Trenton Oldfield, 37, who has lived in the UK for 10 years, earlier this year had his application for a spousal visa refused after serving six months in jail for the stunt.
The Home Office deemed Mr Oldfield's presence in the country was "undesirable" given his April 2012 disruption of the famous sporting event to protest against what he described as "entrenched elitism" in the UK.
But during an appeal hearing at the Asylum and Immigration Tribunal in Islington, immigration judge Kevin Moore said he intended to allow Mr Oldfield's appeal.
Mr Oldfield told reporters outside the appeal he was glad it was finally over.
He thanked his supporters, but said the public interest surrounding the case should highlight the problems surrounding deportation threats.
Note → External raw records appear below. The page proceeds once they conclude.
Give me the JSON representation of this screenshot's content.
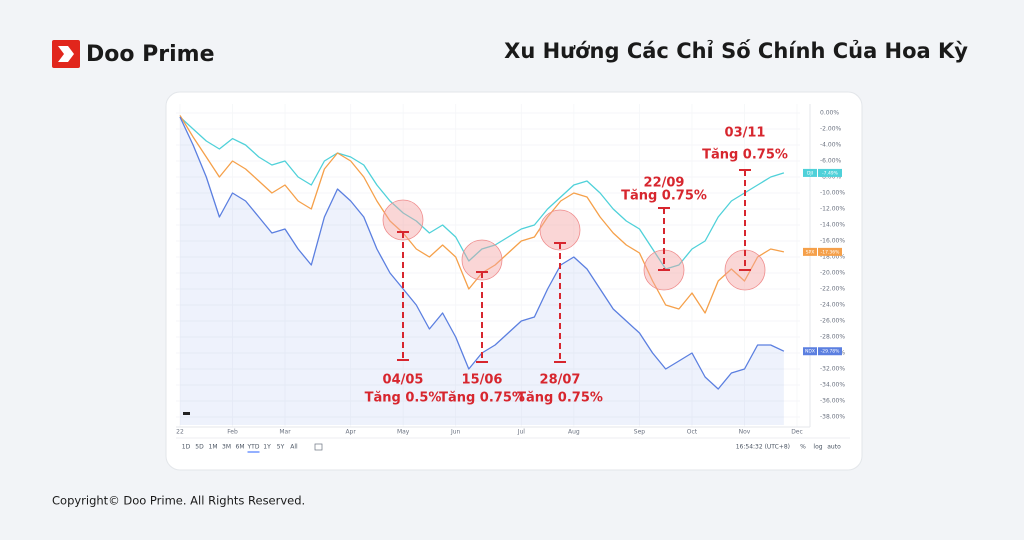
{
  "header": {
    "brand": "Doo Prime",
    "title": "Xu Hướng Các Chỉ Số Chính Của Hoa Kỳ"
  },
  "footer": {
    "copyright": "Copyright© Doo Prime. All Rights Reserved."
  },
  "chart_data": {
    "type": "line",
    "categories": [
      "22",
      null,
      null,
      null,
      "Feb",
      null,
      null,
      null,
      "Mar",
      null,
      null,
      null,
      null,
      "Apr",
      null,
      null,
      null,
      "May",
      null,
      null,
      null,
      "Jun",
      null,
      null,
      null,
      null,
      "Jul",
      null,
      null,
      null,
      "Aug",
      null,
      null,
      null,
      null,
      "Sep",
      null,
      null,
      null,
      "Oct",
      null,
      null,
      null,
      "Nov",
      null,
      null,
      null,
      "Dec"
    ],
    "series": [
      {
        "name": "DJI",
        "color": "#4fd1d9",
        "last_value_label": "-7.49%",
        "values": [
          -0.5,
          -2,
          -3.5,
          -4.5,
          -3.2,
          -4,
          -5.5,
          -6.5,
          -6,
          -8,
          -9,
          -6,
          -5,
          -5.5,
          -6.5,
          -9,
          -11,
          -12.5,
          -13.5,
          -15,
          -14,
          -15.5,
          -18.5,
          -17,
          -16.5,
          -15.5,
          -14.5,
          -14,
          -12,
          -10.5,
          -9,
          -8.5,
          -10,
          -12,
          -13.5,
          -14.5,
          -17,
          -19.5,
          -19,
          -17,
          -16,
          -13,
          -11,
          -10,
          -9,
          -8,
          -7.49,
          null
        ]
      },
      {
        "name": "SPX",
        "color": "#f5a04a",
        "last_value_label": "-17.36%",
        "values": [
          -0.3,
          -3,
          -5.5,
          -8,
          -6,
          -7,
          -8.5,
          -10,
          -9,
          -11,
          -12,
          -7,
          -5,
          -6,
          -8,
          -11,
          -13.5,
          -15,
          -17,
          -18,
          -16.5,
          -18,
          -22,
          -20,
          -19,
          -17.5,
          -16,
          -15.5,
          -13,
          -11,
          -10,
          -10.5,
          -13,
          -15,
          -16.5,
          -17.5,
          -21,
          -24,
          -24.5,
          -22.5,
          -25,
          -21,
          -19.5,
          -21,
          -18,
          -17,
          -17.36,
          null
        ]
      },
      {
        "name": "NDX",
        "color": "#5b7fe0",
        "last_value_label": "-29.78%",
        "values": [
          -0.5,
          -4,
          -8,
          -13,
          -10,
          -11,
          -13,
          -15,
          -14.5,
          -17,
          -19,
          -13,
          -9.5,
          -11,
          -13,
          -17,
          -20,
          -22,
          -24,
          -27,
          -25,
          -28,
          -32,
          -30,
          -29,
          -27.5,
          -26,
          -25.5,
          -22,
          -19,
          -18,
          -19.5,
          -22,
          -24.5,
          -26,
          -27.5,
          -30,
          -32,
          -31,
          -30,
          -33,
          -34.5,
          -32.5,
          -32,
          -29,
          -29,
          -29.78,
          null
        ]
      }
    ],
    "ylim": [
      -39,
      0.5
    ],
    "yticks": [
      {
        "value": 0,
        "label": "0.00%"
      },
      {
        "value": -2,
        "label": "-2.00%"
      },
      {
        "value": -4,
        "label": "-4.00%"
      },
      {
        "value": -6,
        "label": "-6.00%"
      },
      {
        "value": -8,
        "label": "-8.00%"
      },
      {
        "value": -10,
        "label": "-10.00%"
      },
      {
        "value": -12,
        "label": "-12.00%"
      },
      {
        "value": -14,
        "label": "-14.00%"
      },
      {
        "value": -16,
        "label": "-16.00%"
      },
      {
        "value": -18,
        "label": "-18.00%"
      },
      {
        "value": -20,
        "label": "-20.00%"
      },
      {
        "value": -22,
        "label": "-22.00%"
      },
      {
        "value": -24,
        "label": "-24.00%"
      },
      {
        "value": -26,
        "label": "-26.00%"
      },
      {
        "value": -28,
        "label": "-28.00%"
      },
      {
        "value": -30,
        "label": "-30.00%"
      },
      {
        "value": -32,
        "label": "-32.00%"
      },
      {
        "value": -34,
        "label": "-34.00%"
      },
      {
        "value": -36,
        "label": "-36.00%"
      },
      {
        "value": -38,
        "label": "-38.00%"
      }
    ],
    "grid": true,
    "annotations": [
      {
        "date": "04/05",
        "text": "Tăng 0.5%"
      },
      {
        "date": "15/06",
        "text": "Tăng 0.75%"
      },
      {
        "date": "28/07",
        "text": "Tăng 0.75%"
      },
      {
        "date": "22/09",
        "text": "Tăng 0.75%"
      },
      {
        "date": "03/11",
        "text": "Tăng 0.75%"
      }
    ],
    "toolbar": {
      "ranges": [
        "1D",
        "5D",
        "1M",
        "3M",
        "6M",
        "YTD",
        "1Y",
        "5Y",
        "All"
      ],
      "active_range": "YTD",
      "time": "16:54:32 (UTC+8)",
      "options": [
        "%",
        "log",
        "auto"
      ]
    }
  }
}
"What I would like to say is this happens every single day in this building to all sorts of people and we need to start paying attention to these people who are experiencing what can be quite a violent experience of having the state come down on you," he said.
Mr Oldfield's application relied partly on his claim that Australia was a racist country and his British-born wife Deepa Naik, who is of Indian descent, and his five-month-old daughter would be discriminated against if they were forced to move back with him.
Mr Oldfield, who works with his wife in not-for-profit organisations, said he regretted many aspects of his protest, particularly the impact it had on his family and he would not be repeating his actions.
There were 23 people at the tribunal willing to give positive evidence in favour of Mr Oldfield.
However, the judge only heard from a few, including an Oxford professor who said Mr Oldfield's work to help end inequality was a benefit to British society.